Hintergrundinformationen

Kriegsfischkutter (KFK) wurden als 'Hilfskriegsschiffe für den Vorposten- und Sicherungsdienst' eingesetzt. Den meisten ist vermutlich nicht bekannt, dass es sich dabei mit über 1000 geplanten und ca. 600 fertiggestellten Einheiten um den am meisten gebauten Kriegsschifftyp der deutschen Kriegsmarine handelte. Unbestätigten Angaben zufolge sollten um das Jahr 2000 herum noch mehr als 20 davon unter deutscher Flagge zivil genutzt werden. Die Schiffe zeichneten sich durch eine exzellente Seefähigkeit aus. Das kann ich aus eigenem Erleben bestätige, da ich in den 70er-Jahren mehrfach auf dem Forschungskutter Uthörn (ex KFK 492) mitfahren konnte. Selbst bei 6 - 7 Windstärken und 2 m Wellenhöhe blieb sein Deck relativ trocken.

Die  Planung dieser Schiffe begann in den späten 30er-Jahren als sog. Reichsfischkutter. In den Jahren 40/41 entstand dann der endgültige Entwurf und bereits Ende 1941 wurde der Prototyp gebaut. Die Schiffe wurden in Kompositbauweise (Stahlspanten mit Holzbeplankung) hergestellt, wobei man schon damals eine Art Baukastensystem nutzte. Dadurch ließen sich die Fahrzeuge schnell und kostengünstig produzieren. Sie waren 24 m lang und hatten eine Wasserverdrängung von etwa 110 Tonnen. Mit einem 137 PS - Diesel erreichten sie eine Geschwindigkeit von 9 Knoten. Die Konstruktion war so ausgelegt, dass die Kutter nach Kriegsende als reguläre Fischereifahrzeuge weiter zu nutzen waren. Eins dieser Schiffe hat es als Modellbaukasten zu einer gewissen Bekanntheit gebracht, die Elke von Graupner, ex KFK 612. Leider gibt es dieses Modell schon seit längerer Zeit nicht mehr, dabei war es ein ideales Einsteigermodell. Auch mein Modell ist unter Verwendung eines Elke-Rumpfs entstanden.

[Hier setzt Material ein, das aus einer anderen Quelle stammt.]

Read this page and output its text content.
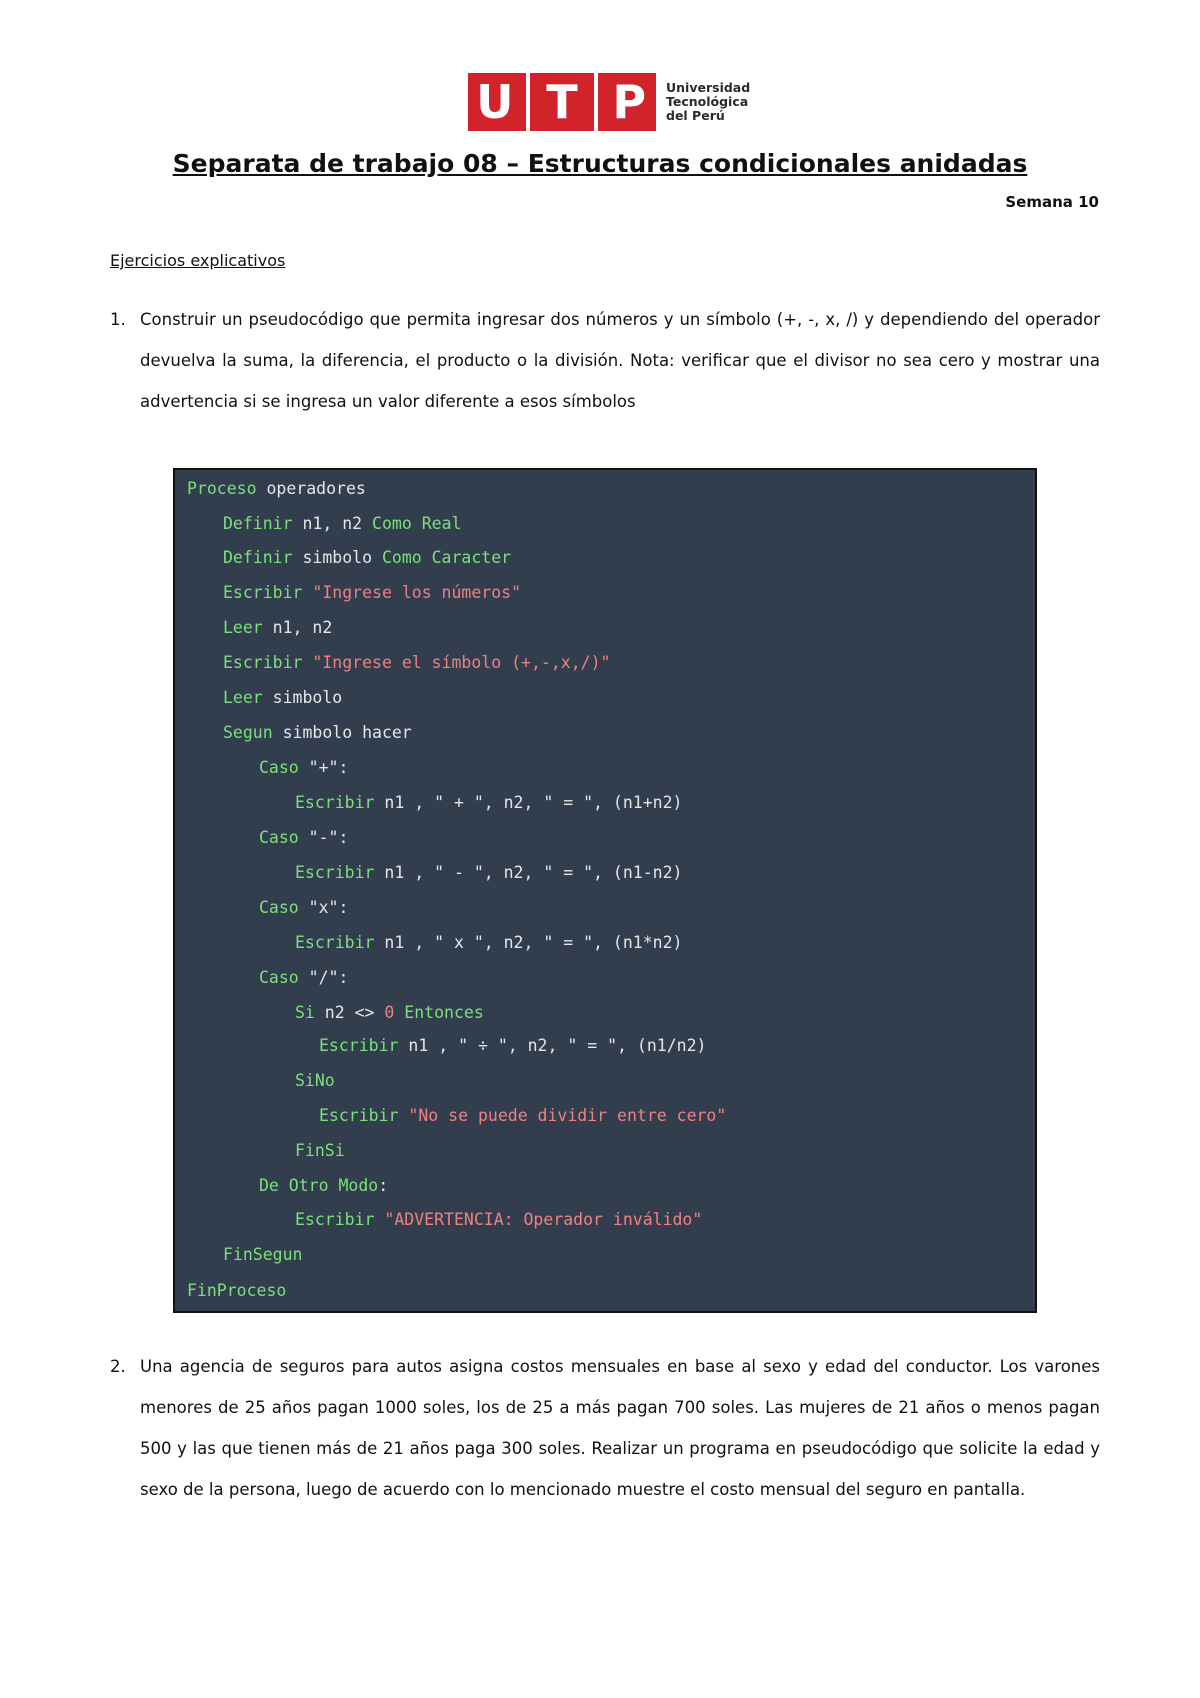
U T P	Universidad
Tecnológica
del Perú
Separata de trabajo 08 – Estructuras condicionales anidadas
Semana 10
Ejercicios explicativos
1. Construir un pseudocódigo que permita ingresar dos números y un símbolo (+, -, x, /) y dependiendo del operador devuelva la suma, la diferencia, el producto o la división. Nota: verificar que el divisor no sea cero y mostrar una advertencia si se ingresa un valor diferente a esos símbolos
Proceso operadores
Definir n1, n2 Como Real
Definir simbolo Como Caracter
Escribir "Ingrese los números"
Leer n1, n2
Escribir "Ingrese el símbolo (+,-,x,/)"
Leer simbolo
Segun simbolo hacer
Caso "+":
Escribir n1 , " + ", n2, " = ", (n1+n2)
Caso "-":
Escribir n1 , " - ", n2, " = ", (n1-n2)
Caso "x":
Escribir n1 , " x ", n2, " = ", (n1*n2)
Caso "/":
Si n2 <> 0 Entonces
Escribir n1 , " ÷ ", n2, " = ", (n1/n2)
SiNo
Escribir "No se puede dividir entre cero"
FinSi
De Otro Modo:
Escribir "ADVERTENCIA: Operador inválido"
FinSegun
FinProceso
2. Una agencia de seguros para autos asigna costos mensuales en base al sexo y edad del conductor. Los varones menores de 25 años pagan 1000 soles, los de 25 a más pagan 700 soles. Las mujeres de 21 años o menos pagan 500 y las que tienen más de 21 años paga 300 soles. Realizar un programa en pseudocódigo que solicite la edad y sexo de la persona, luego de acuerdo con lo mencionado muestre el costo mensual del seguro en pantalla.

Anfangs waren die KFK nur mit zwei 2 cm Flaks ausgerüstet, was sich bald als unzureichend erwies. Daher wurde zuerst das Geschütz auf der vorderen Plattform durch eine 3,7 cm Flak ersetzt. Wegen der immer mehr zunehmenden Luftangriffe baute man bei einigen Booten achtern einen 2 cm - Flakvierling ein. Zur U-Jagd standen beidseitig auf dem Achterdeck je drei Wasserbomben-Abwurfgestelle. Außerdem waren bei einigen Booten am Heck noch zwei Nebelkannen aufgestellt. Eine Schleppwinde für das Minensuchgeschirr befand hinter dem Aufbau, unter der achteren Flakplattform. An Deck waren nur die beiden Schwimmbojen für das Räumgeschirr untergebracht, die restliche Ausrüstung befand sich unter Deck in der sogenannten Sperrlast. Deren Lukendeckel ist beweglich, weil ich darunter den Schalter für die Stromversorgung versteckt habe.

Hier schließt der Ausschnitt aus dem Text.